Mi comentario respecto a esta proposición es que soñar es barato y, además, tal como afirmó el filósofo de Brooklyn, Mario Puzo, los tontos mueren. Tal vez me equivoque, como en tantas otras ocasiones. Mi escepticismo se funda en el perfecto idiota latinoamericano que, hace ya más de 20 años, perfilaron Carlos Alberto Montaner, Álvaro Vargas Llosa y Plinio Apuleyo Mendoza como comprensiva sátira al aparentemente insumergible amasijo de ideas y supercherías que hoy más que nunca da sustento a nuestros populismos.
Tengo para mí que, dolorosamente, el perfecto idiota latinoamericano no es solo un brillante constructo descriptivo, un ingenioso y provocador recurso de argumentación. Mirando hacia atrás, se comprende ahora que el perfecto idiota latinoamericano —el libro— prefiguró cabalmente a los electores chavistas, trabalhistas, kirchneristas, correístas y, últimamente, morenistas que han dado una vez más espaldarazo al proteico, insumergible populismo de nuestra América durante el último cuarto de siglo.
El perfecto idiota latinoamericano —el sujeto populista— no solo existe en la vida real, sino que tiene una terca carnadura y ganarlo para una disposición liberal es quizá el cometido más escarpado y noble que, actualmente pueda asumir un político en nuestra América.
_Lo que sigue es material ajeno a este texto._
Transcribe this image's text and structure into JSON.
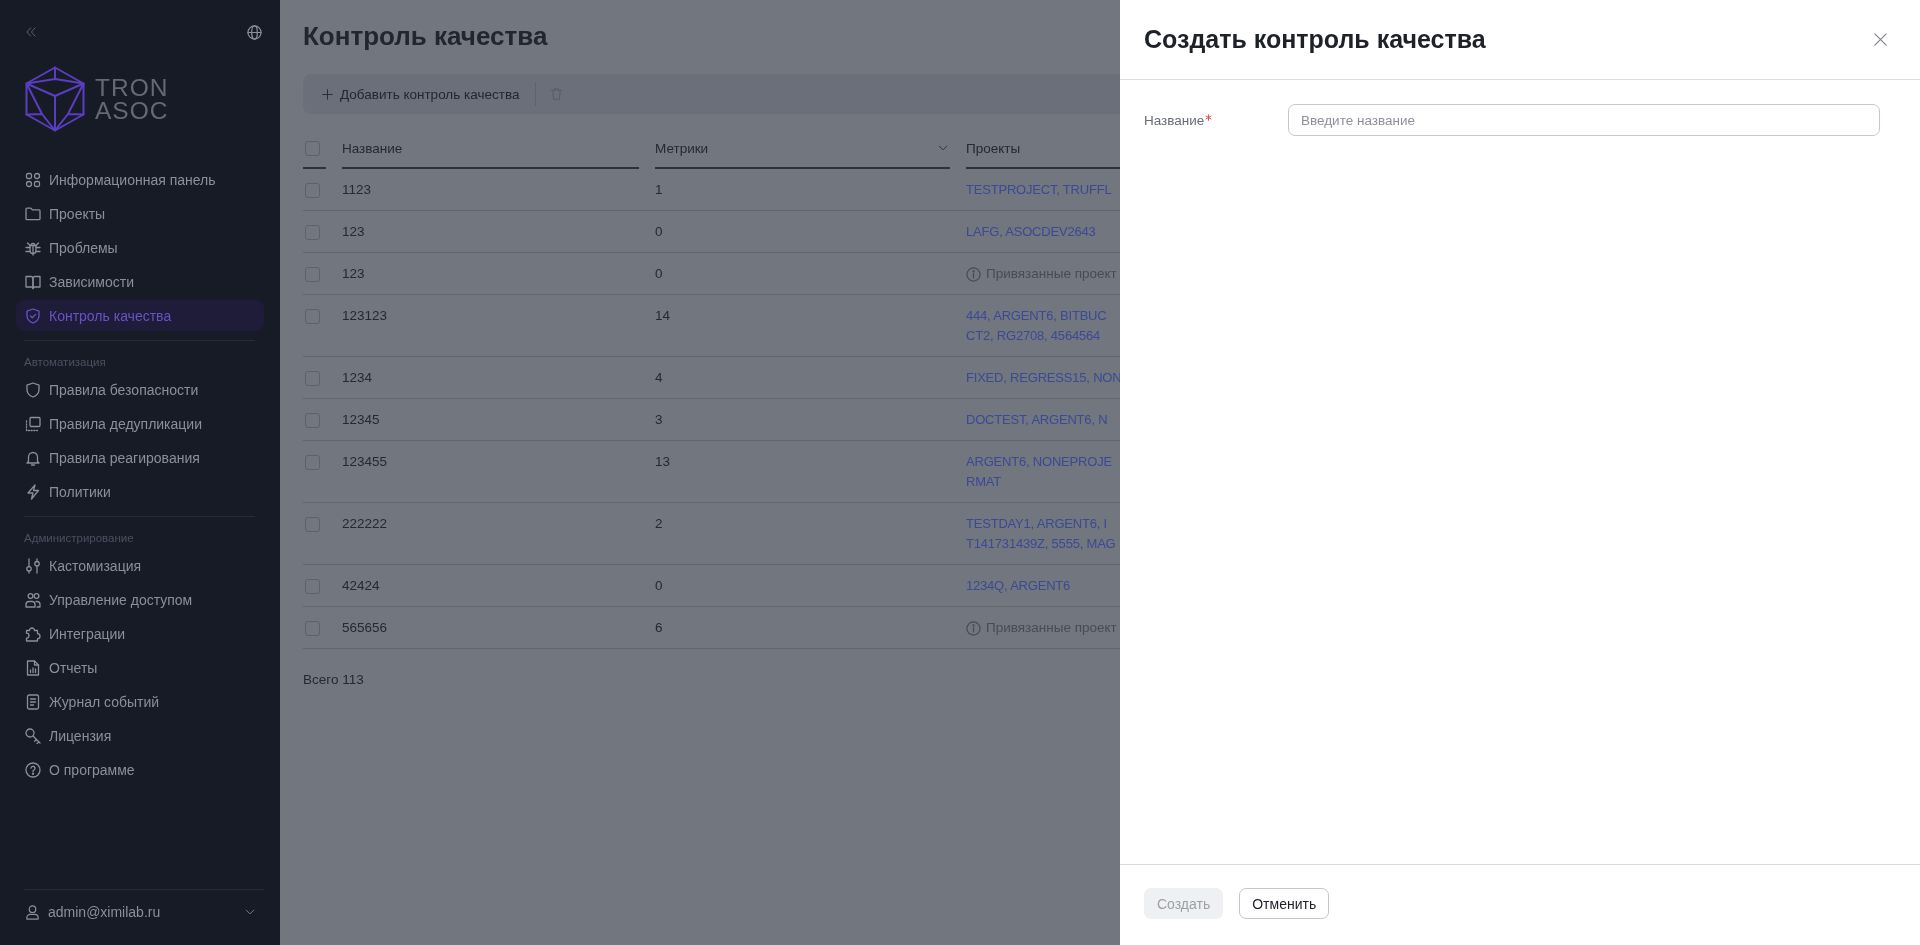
{
  "sidebar": {
    "logo": {
      "lines": [
        "TRON",
        "ASOC"
      ]
    },
    "sections": [
      {
        "items": [
          {
            "label": "Информационная панель",
            "selected": false
          },
          {
            "label": "Проекты",
            "selected": false
          },
          {
            "label": "Проблемы",
            "selected": false
          },
          {
            "label": "Зависимости",
            "selected": false
          },
          {
            "label": "Контроль качества",
            "selected": true
          }
        ]
      },
      {
        "title": "Автоматизация",
        "items": [
          {
            "label": "Правила безопасности",
            "selected": false
          },
          {
            "label": "Правила дедупликации",
            "selected": false
          },
          {
            "label": "Правила реагирования",
            "selected": false
          },
          {
            "label": "Политики",
            "selected": false
          }
        ]
      },
      {
        "title": "Администрирование",
        "items": [
          {
            "label": "Кастомизация",
            "selected": false
          },
          {
            "label": "Управление доступом",
            "selected": false
          },
          {
            "label": "Интеграции",
            "selected": false
          },
          {
            "label": "Отчеты",
            "selected": false
          },
          {
            "label": "Журнал событий",
            "selected": false
          },
          {
            "label": "Лицензия",
            "selected": false
          },
          {
            "label": "О программе",
            "selected": false
          }
        ]
      }
    ],
    "user": {
      "email": "admin@ximilab.ru"
    }
  },
  "page": {
    "title": "Контроль качества",
    "toolbar": {
      "buttons": [
        {
          "kind": "add",
          "label": "Добавить контроль качества",
          "disabled": false
        },
        {
          "kind": "delete",
          "disabled": true
        }
      ]
    },
    "table": {
      "select_all": {
        "checked": false
      },
      "columns": [
        {
          "label": "Название",
          "dropdown": false
        },
        {
          "label": "Метрики",
          "dropdown": true
        },
        {
          "label": "Проекты",
          "dropdown": false
        }
      ],
      "rows": [
        {
          "checked": false,
          "name": "1123",
          "metrics": "1",
          "projects": {
            "kind": "links",
            "lines": [
              "TESTPROJECT, TRUFFL"
            ]
          }
        },
        {
          "checked": false,
          "name": "123",
          "metrics": "0",
          "projects": {
            "kind": "links",
            "lines": [
              "LAFG, ASOCDEV2643"
            ]
          }
        },
        {
          "checked": false,
          "name": "123",
          "metrics": "0",
          "projects": {
            "kind": "note",
            "text": "Привязанные проект"
          }
        },
        {
          "checked": false,
          "name": "123123",
          "metrics": "14",
          "projects": {
            "kind": "links",
            "lines": [
              "444, ARGENT6, BITBUC",
              "CT2, RG2708, 4564564"
            ]
          }
        },
        {
          "checked": false,
          "name": "1234",
          "metrics": "4",
          "projects": {
            "kind": "links",
            "lines": [
              "FIXED, REGRESS15, NON"
            ]
          }
        },
        {
          "checked": false,
          "name": "12345",
          "metrics": "3",
          "projects": {
            "kind": "links",
            "lines": [
              "DOCTEST, ARGENT6, N"
            ]
          }
        },
        {
          "checked": false,
          "name": "123455",
          "metrics": "13",
          "projects": {
            "kind": "links",
            "lines": [
              "ARGENT6, NONEPROJE",
              "RMAT"
            ]
          }
        },
        {
          "checked": false,
          "name": "222222",
          "metrics": "2",
          "projects": {
            "kind": "links",
            "lines": [
              "TESTDAY1, ARGENT6, I",
              "T141731439Z, 5555, MAG"
            ]
          }
        },
        {
          "checked": false,
          "name": "42424",
          "metrics": "0",
          "projects": {
            "kind": "links",
            "lines": [
              "1234Q, ARGENT6"
            ]
          }
        },
        {
          "checked": false,
          "name": "565656",
          "metrics": "6",
          "projects": {
            "kind": "note",
            "text": "Привязанные проект"
          }
        }
      ]
    },
    "total": "Всего 113"
  },
  "drawer": {
    "title": "Создать контроль качества",
    "fields": [
      {
        "label": "Название",
        "required": true,
        "placeholder": "Введите название"
      }
    ],
    "buttons": [
      {
        "label": "Создать",
        "kind": "primary",
        "disabled": true
      },
      {
        "label": "Отменить",
        "kind": "secondary",
        "disabled": false
      }
    ]
  }
}
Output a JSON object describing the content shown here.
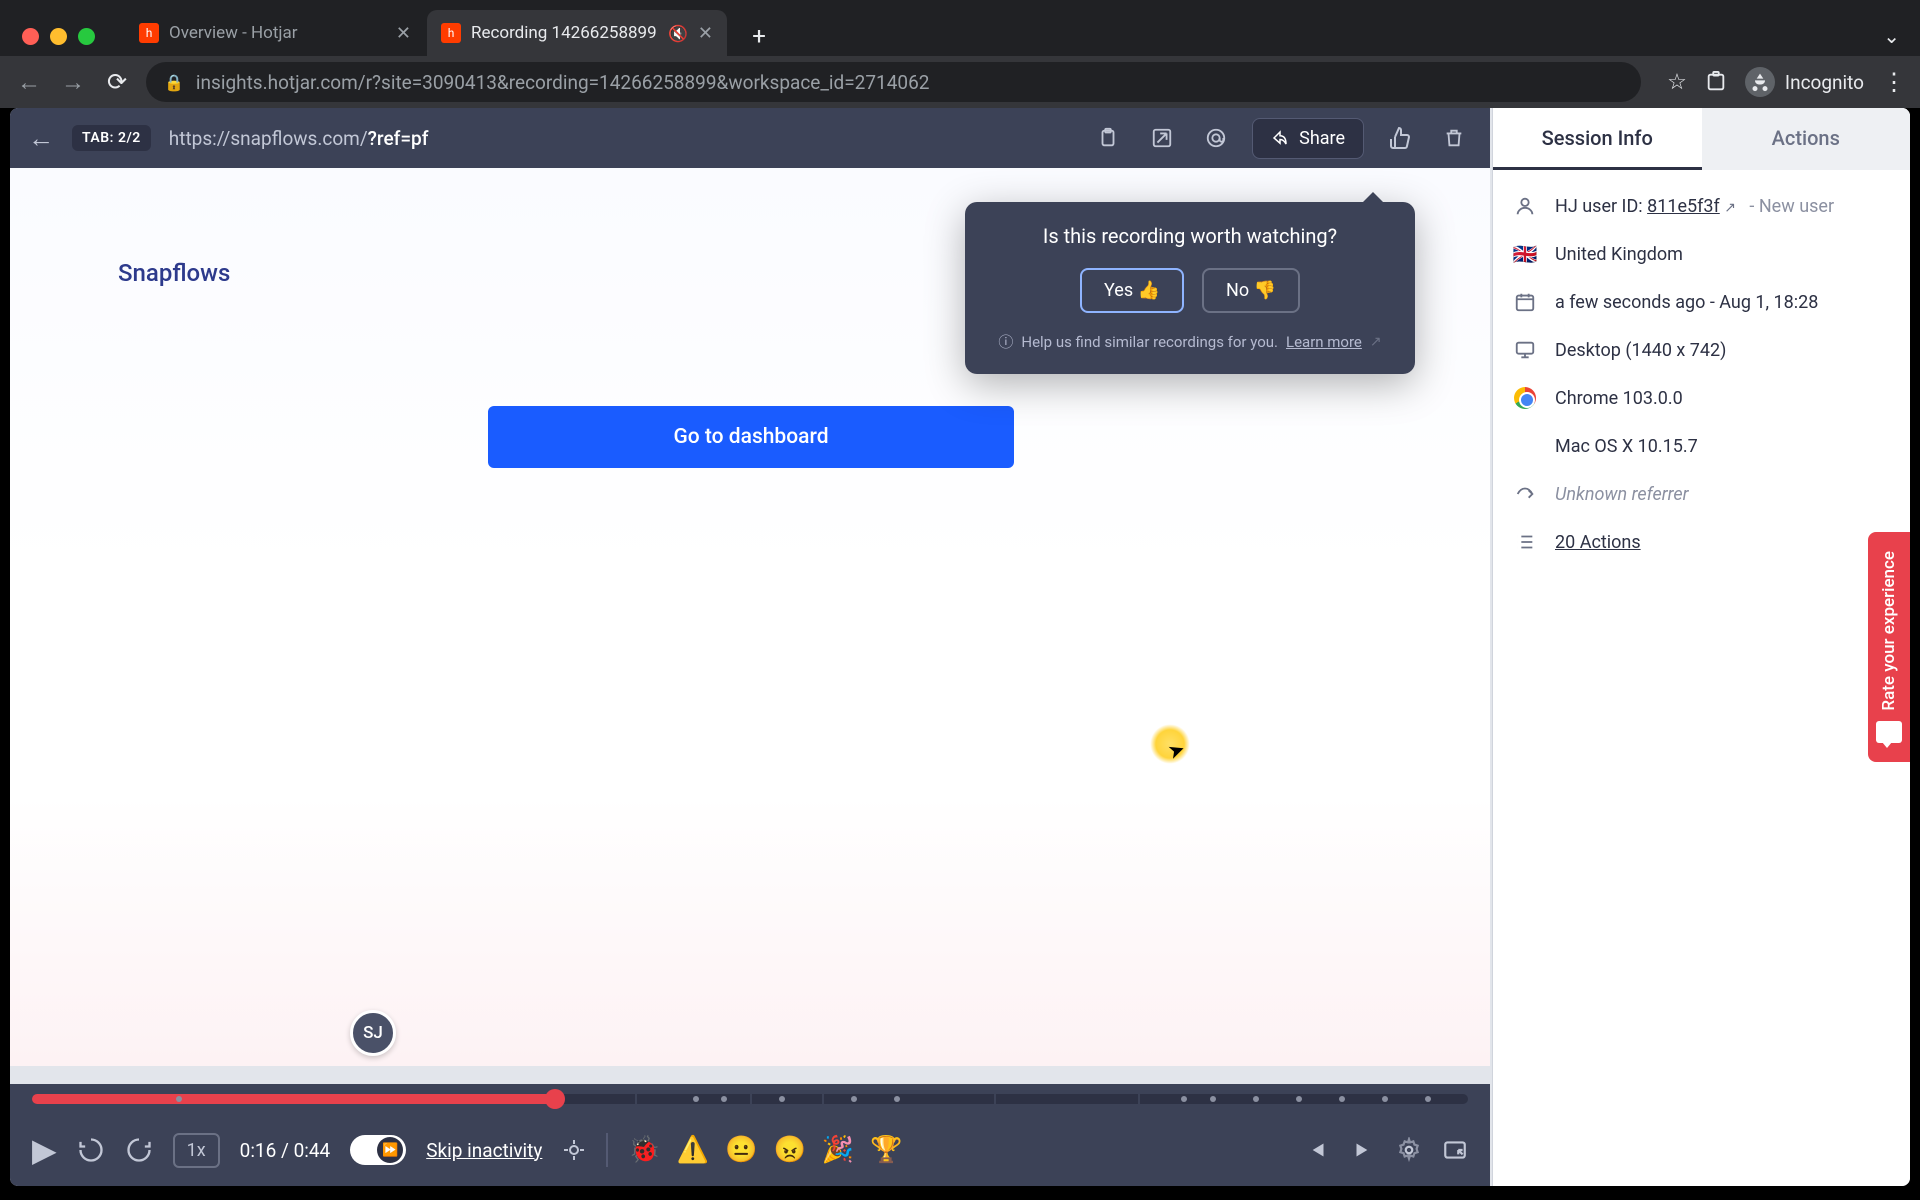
{
  "browser": {
    "tabs": [
      {
        "title": "Overview - Hotjar",
        "active": false
      },
      {
        "title": "Recording 14266258899",
        "active": true,
        "muted": true
      }
    ],
    "url_display": "insights.hotjar.com/r?site=3090413&recording=14266258899&workspace_id=2714062",
    "incognito_label": "Incognito"
  },
  "topbar": {
    "tab_badge": "TAB: 2/2",
    "page_url_prefix": "https://snapflows.com/",
    "page_url_bold": "?ref=pf",
    "share_label": "Share"
  },
  "callout": {
    "title": "Is this recording worth watching?",
    "yes": "Yes 👍",
    "no": "No 👎",
    "help_text": "Help us find similar recordings for you.",
    "learn_more": "Learn more"
  },
  "recording": {
    "brand": "Snapflows",
    "cta": "Go to dashboard",
    "avatar_initials": "SJ"
  },
  "controls": {
    "speed": "1x",
    "time_current": "0:16",
    "time_total": "0:44",
    "skip_label": "Skip inactivity",
    "emojis": [
      "🐞",
      "⚠️",
      "😐",
      "😠",
      "🎉",
      "🏆"
    ]
  },
  "side": {
    "tab_info": "Session Info",
    "tab_actions": "Actions",
    "user_label": "HJ user ID:",
    "user_id": "811e5f3f",
    "new_user": "- New user",
    "country": "United Kingdom",
    "time": "a few seconds ago - Aug 1, 18:28",
    "device": "Desktop (1440 x 742)",
    "browser": "Chrome 103.0.0",
    "os": "Mac OS X 10.15.7",
    "referrer": "Unknown referrer",
    "actions": "20 Actions"
  },
  "feedback_label": "Rate your experience"
}
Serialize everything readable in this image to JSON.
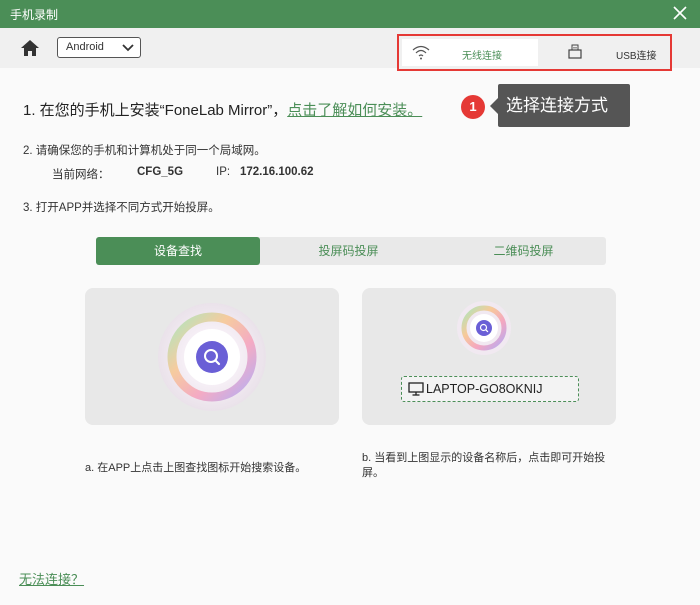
{
  "window": {
    "title": "手机录制"
  },
  "toolbar": {
    "os_selected": "Android"
  },
  "connection_tabs": [
    {
      "label": "无线连接",
      "icon": "wifi-icon",
      "active": true
    },
    {
      "label": "USB连接",
      "icon": "usb-icon",
      "active": false
    }
  ],
  "step1": {
    "text": "1. 在您的手机上安装“FoneLab Mirror”，",
    "link": "点击了解如何安装。"
  },
  "callout": {
    "number": "1",
    "text": "选择连接方式"
  },
  "step2": {
    "text": "2. 请确保您的手机和计算机处于同一个局域网。",
    "network_label": "当前网络：",
    "ssid": "CFG_5G",
    "ip_label": "IP:",
    "ip": "172.16.100.62"
  },
  "step3": {
    "text": "3. 打开APP并选择不同方式开始投屏。"
  },
  "mode_tabs": [
    {
      "label": "设备查找",
      "active": true
    },
    {
      "label": "投屏码投屏",
      "active": false
    },
    {
      "label": "二维码投屏",
      "active": false
    }
  ],
  "device": {
    "name": "LAPTOP-GO8OKNIJ"
  },
  "descriptions": {
    "a": "a. 在APP上点击上图查找图标开始搜索设备。",
    "b": "b. 当看到上图显示的设备名称后，点击即可开始投屏。"
  },
  "footer": {
    "cant_connect": "无法连接？"
  },
  "colors": {
    "brand": "#4b8e57",
    "highlight": "#e53935",
    "callout_bg": "#555555"
  }
}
El retorno kirchnerista que se cierne sobre Argentina es prueba de ello.
Por otra parte, y al mismo tiempo, es justo hacer notar que Venezuela ostenta un extraño récord en la historia de las ideas en Latinoamérica: en mi país han aparecido, de tiempo en tiempo y a contrapelo de lo que esperaría la sabiduría convencional, figuras intelectuales como Carlos Rangel, cuyo libro Del buen salvaje al buen revolucionario, publicado en 1976 en medio de la orgía de gasto público y omnipotencia del petroestado que caracterizó la primera presidencia de Carlos Andrés Pérez, pudo parecer entonces una práctica de vuelo en solitario.
El libro de Rangel se lee ahora como una pionera y desapasionada inspección de las extraviadas relaciones entre el individuo y el Estado en nuestra región, desde el Descubrimiento hasta nuestros días. Es también muchas otras cosas, me apresuro a decir, pero lo que hoy quiero destacar es el acento que Rangel puso en la necesidad de superar exitosamente, y no solo en el terreno de las ideas, el déficit que suponen las supersticiones del estatismo latinoamericano.
Nadie puede vaticinar, a fecha cierta, cuándo finalizará la pesadilla venezolana ni avizorar siquiera si en un futuro cercano mis compatriotas podrán elegir libremente a sus gobernantes. Pero, con todo y la parsimonia con que desde enero pasado han comenzado a moverse las cosas, hay señales en el cielo.
Aunque la desengañada sabiduría del tiempo indique que el perfecto idiota latinoamericano, como el Espartaco de Howard Fast, regresa siempre y siempre son millones, no luce prematuro comenzar a airear un programa que logre infundir en el perfecto idiota venezolano la noción de que no son Maduro y su panda de narcogenerales quienes han arruinado el legado de Chávez, sino que el único legado de Chávez, antonomasia del populismo, es el fementido, catastrófico y asesino “Estado comunal” de Nicolás Maduro.